Le fond jaune de ce secrétaire, parfois désigné sous le thème « vernis jonquille » dans les documents du XVIIIe siècle, devait s’accorder à l’intérieur pour lequel il était dessiné. Le jaune ne semble pas avoir été une couleur très répandue pour les meubles, si on se réfère aux différents états de marchandises dont on dispose pour les frères Martin. Les exemples conservés sont de ce fait peu nombreux et apparaissent surtout sur des commodes estampillées Rübestück.
Né en Westphalie, François Rübestück s’installe rue de la Roquette avant de s’établir définitivement rue de Charenton. Il s’illustre dans différents styles et a produit un grand nombre de meubles de qualité. Il se spécialise dans la réalisation de meubles revêtus de vernis européen, dont le décor se déploie aussi bien sur des formes Louis XV que Louis XVI, représentant des personnages orientalisants dans des paysages lacustres avec des pagodes. On retrouve un décor sur fond jonquille très similaire à celui de notre secrétaire sur une commode Louis XV à deux tiroirs sans traverse (Pierre Kjellberg, Le mobilier français du XVIIIe siècle, Paris, 2002, p. 745, ill. C), mais surtout sur un secrétaire à pans coupés à décor de chinoiseries très semblable au nôtre dans sa forme vendu chez Christie’s, à New York, le 2 novembre 2000, lot 53.

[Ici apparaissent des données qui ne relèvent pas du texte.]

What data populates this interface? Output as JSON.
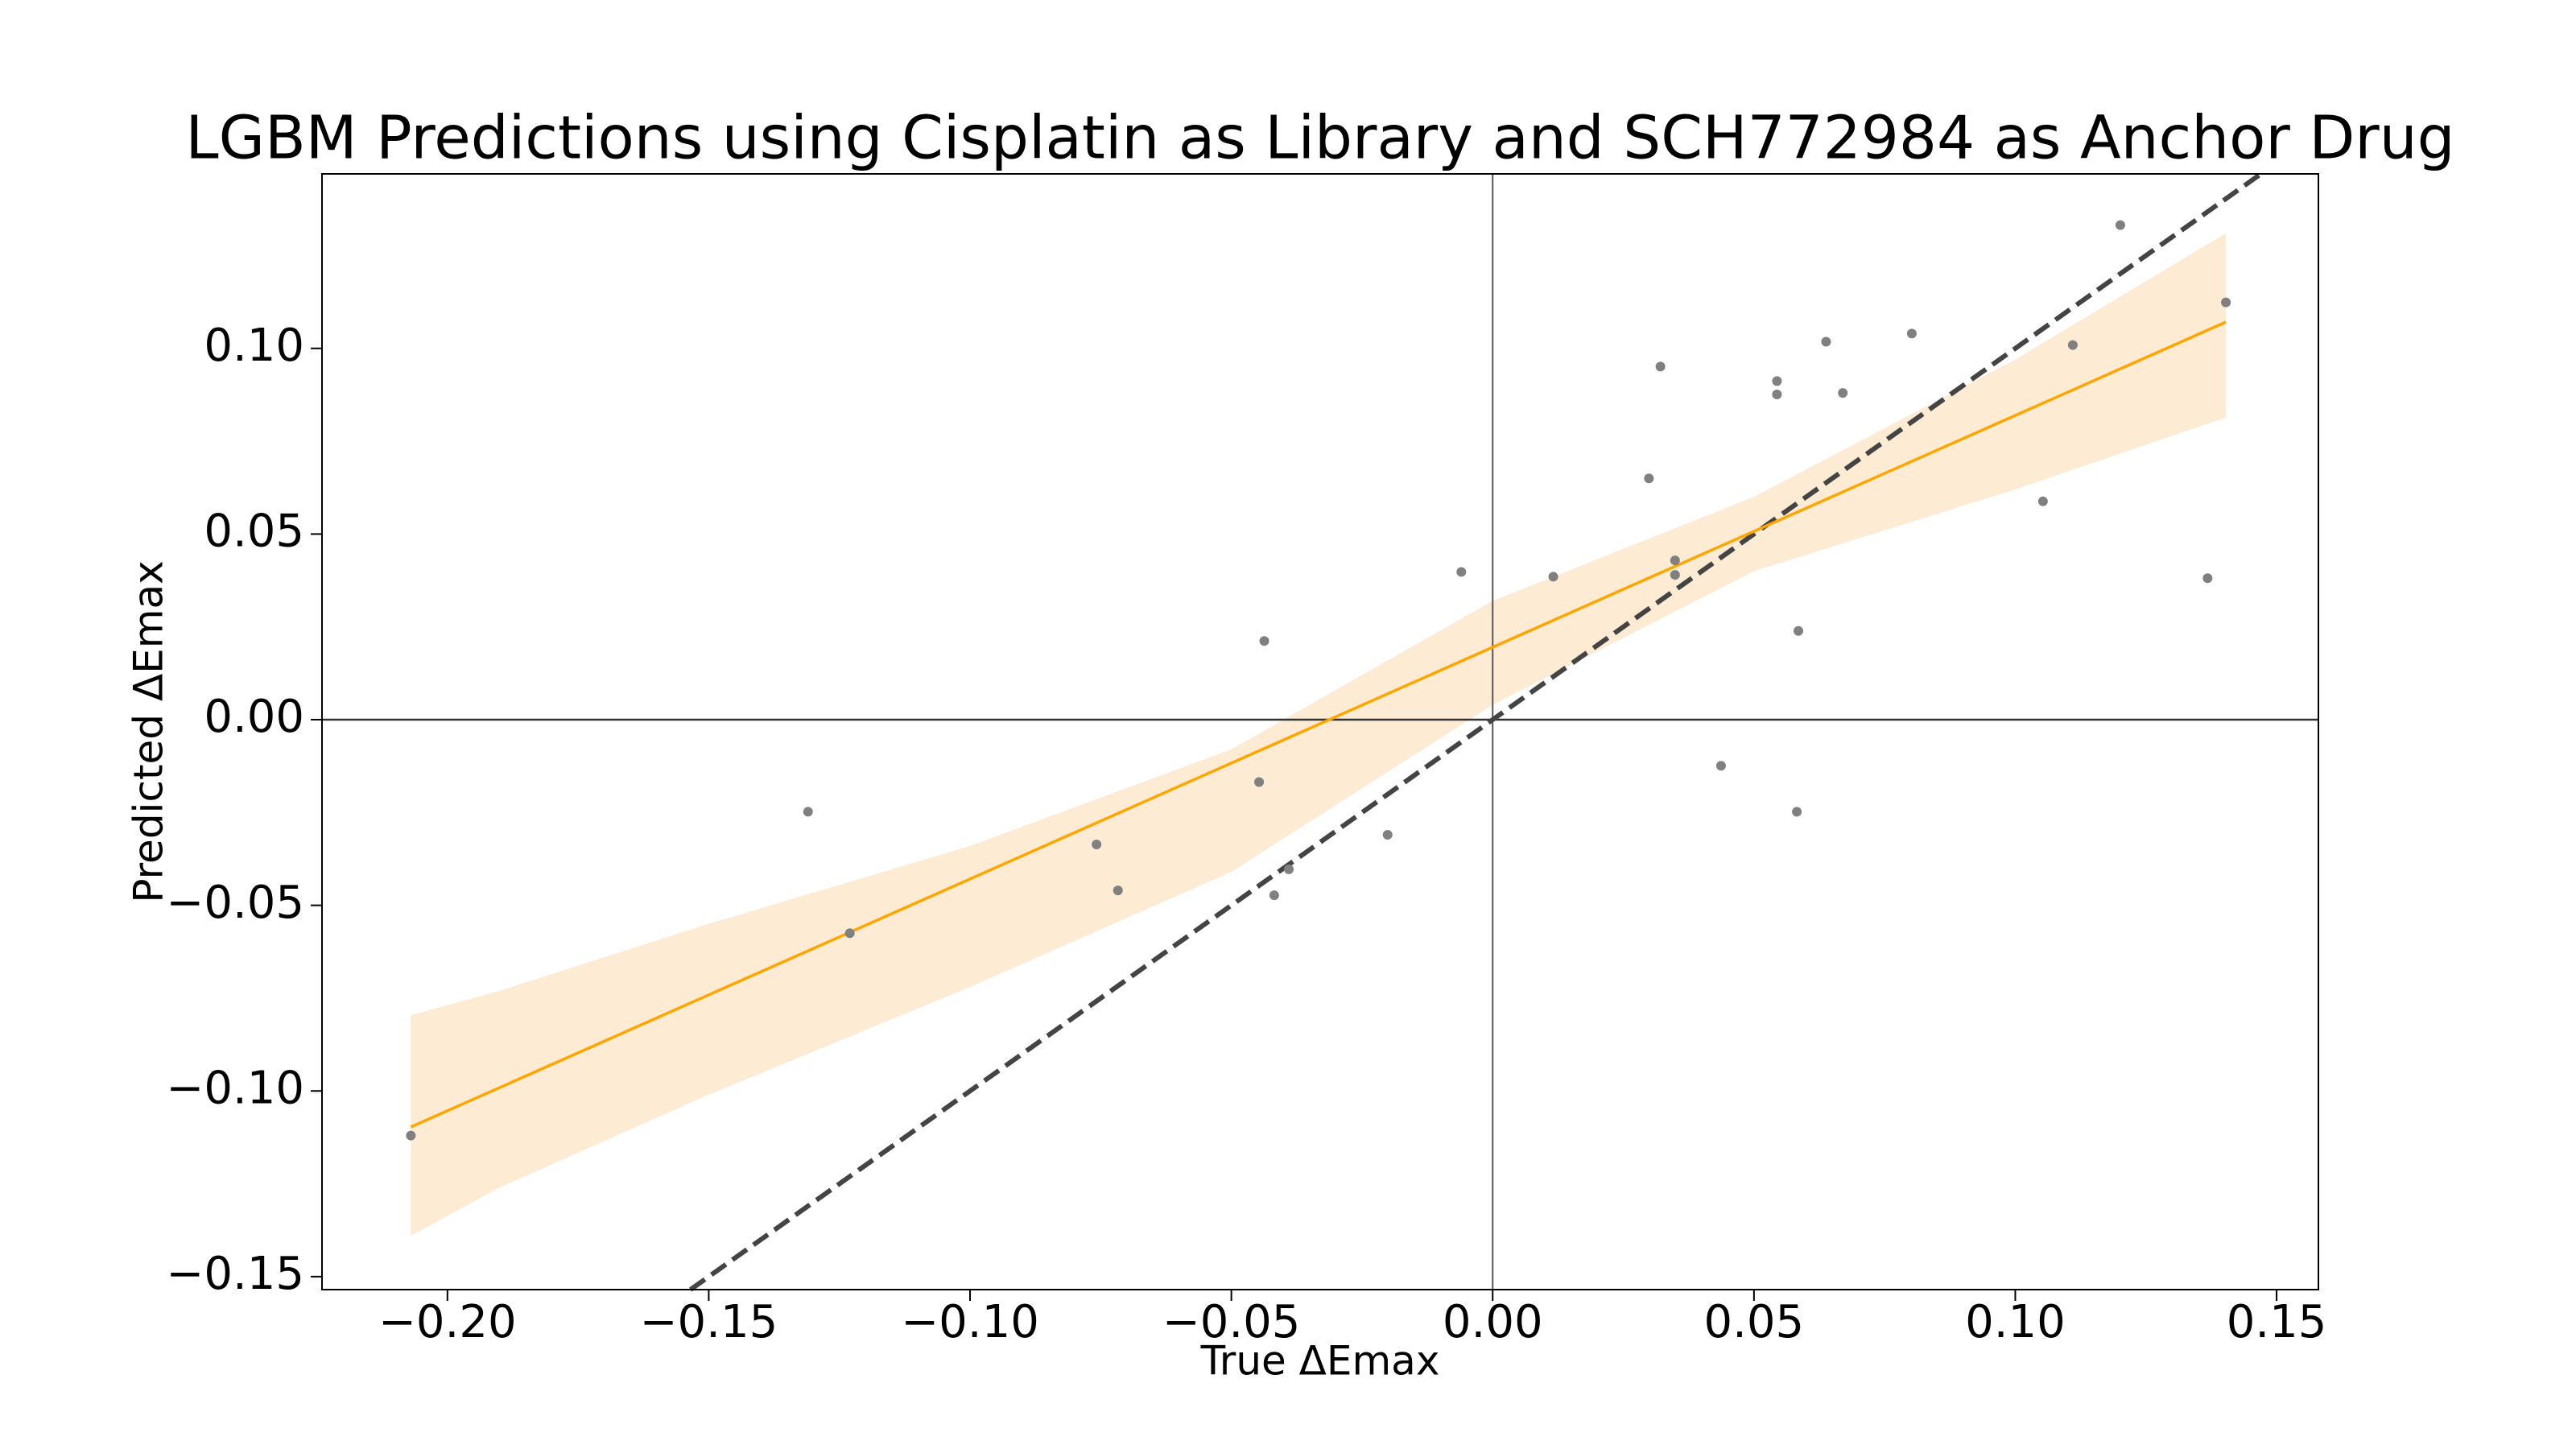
{
  "chart_data": {
    "type": "scatter",
    "title": "LGBM Predictions using Cisplatin as Library and SCH772984 as Anchor Drug",
    "x_label": "True ΔEmax",
    "y_label": "Predicted ΔEmax",
    "xlim": [
      -0.224,
      0.158
    ],
    "ylim": [
      -0.1535,
      0.147
    ],
    "xticks": [
      {
        "value": -0.2,
        "label": "−0.20"
      },
      {
        "value": -0.15,
        "label": "−0.15"
      },
      {
        "value": -0.1,
        "label": "−0.10"
      },
      {
        "value": -0.05,
        "label": "−0.05"
      },
      {
        "value": 0,
        "label": "0.00"
      },
      {
        "value": 0.05,
        "label": "0.05"
      },
      {
        "value": 0.1,
        "label": "0.10"
      },
      {
        "value": 0.15,
        "label": "0.15"
      }
    ],
    "yticks": [
      {
        "value": -0.15,
        "label": "−0.15"
      },
      {
        "value": -0.1,
        "label": "−0.10"
      },
      {
        "value": -0.05,
        "label": "−0.05"
      },
      {
        "value": 0,
        "label": "0.00"
      },
      {
        "value": 0.05,
        "label": "0.05"
      },
      {
        "value": 0.1,
        "label": "0.10"
      }
    ],
    "points": {
      "color": "#808080",
      "x": [
        -0.207,
        -0.131,
        -0.123,
        -0.0758,
        -0.0717,
        -0.0447,
        -0.0437,
        -0.0418,
        -0.039,
        -0.0201,
        -0.006,
        0.0116,
        0.0299,
        0.0321,
        0.0349,
        0.0349,
        0.0437,
        0.0544,
        0.0544,
        0.0582,
        0.0585,
        0.0638,
        0.067,
        0.0802,
        0.1053,
        0.111,
        0.1201,
        0.1368,
        0.1403
      ],
      "values": [
        -0.112,
        -0.0248,
        -0.0575,
        -0.0336,
        -0.046,
        -0.0168,
        0.0212,
        -0.0473,
        -0.0403,
        -0.031,
        0.0398,
        0.0385,
        0.065,
        0.0951,
        0.0429,
        0.039,
        -0.0124,
        0.0912,
        0.0876,
        -0.0248,
        0.0239,
        0.1018,
        0.088,
        0.104,
        0.0588,
        0.1009,
        0.1332,
        0.0381,
        0.1124
      ]
    },
    "fit": {
      "color": "#ffa500",
      "x": [
        -0.207,
        0.1403
      ],
      "values": [
        -0.1097,
        0.1071
      ]
    },
    "band": {
      "color": "#fdebd3",
      "x": [
        -0.207,
        -0.19,
        -0.15,
        -0.1,
        -0.05,
        0,
        0.05,
        0.1,
        0.1403
      ],
      "lower": [
        -0.139,
        -0.126,
        -0.101,
        -0.072,
        -0.041,
        0.004,
        0.04,
        0.062,
        0.0814
      ],
      "upper": [
        -0.0796,
        -0.073,
        -0.055,
        -0.034,
        -0.008,
        0.032,
        0.06,
        0.097,
        0.131
      ]
    }
  }
}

Ces secrétaires décorés de vernis européen dans le goût des chinoiseries réalisés par Rübestück constituent un petit groupe, dont fait également partie un autre secrétaire à abattant, attribué à l’ébéniste vers 1766-1770, sur fond rouge cette fois (Christie’s, Londres 15 juillet 2010, lot 707). On peut également rapprocher de ce groupe un secrétaire à pans coupés de Léonard Boudin très similaire au nôtre dans sa structure, ainsi que son décor, illustré dans Thibault Wolvesperges, Le meuble français en laque au XVIIIe siècle, Paris, 2000, p. 239, fig. 118. Or, on sait que Boudin est, à partir des années 1770, si réputé pour ses marqueteries, qu’il ouvre en 1772 son propre magasin de vente. Il fait travailler plusieurs ébénistes dont Topino, Denizot, Evald, Gilbert ou encore Roger Lacroix et il lui arrive fréquemment d’apposer son estampille sur leurs meubles. S’il n’est pas attesté que Rübestück travaille pour Boudin, on peut tout de même supposer, par comparaison avec notre secrétaire, que ce meuble peut lui être attribué.
-------------
The 18th century is the century of colour. Following the success of Chinese and Japanese lacquers imported to Europe in the early 17th century, Parisian vernisseurs began developing a varnish from the 1670s onwards, designed to compete with Far Eastern production. This technique reached its apogee in the 1730s with the Martin brothers, who left their name to the famous vernis Martin. Although these varnishes were produced using the same principle of superimposed layers as Asian lacquers, their chemical composition was completely different. It allows the use of a wider range of colours, often very bright, which are the hallmark of French lacquers. While colour triumphs in the panelling, covered in vernis Martin, the furniture is in unison. Although often tarnished by the passage of time, the colours used can be compared to those developed for the porcelain produced by the Vincennes and Sèvres factories. This can still be seen on some rare examples of furniture that have survived intact today, the most famous of which is the commode supplied by the marchand-mercier Thomas-Joachim Hébert for Madame de Mailly, executed by Mathieu Criaerd in 1743 (Musée du Louvre, OA 11292).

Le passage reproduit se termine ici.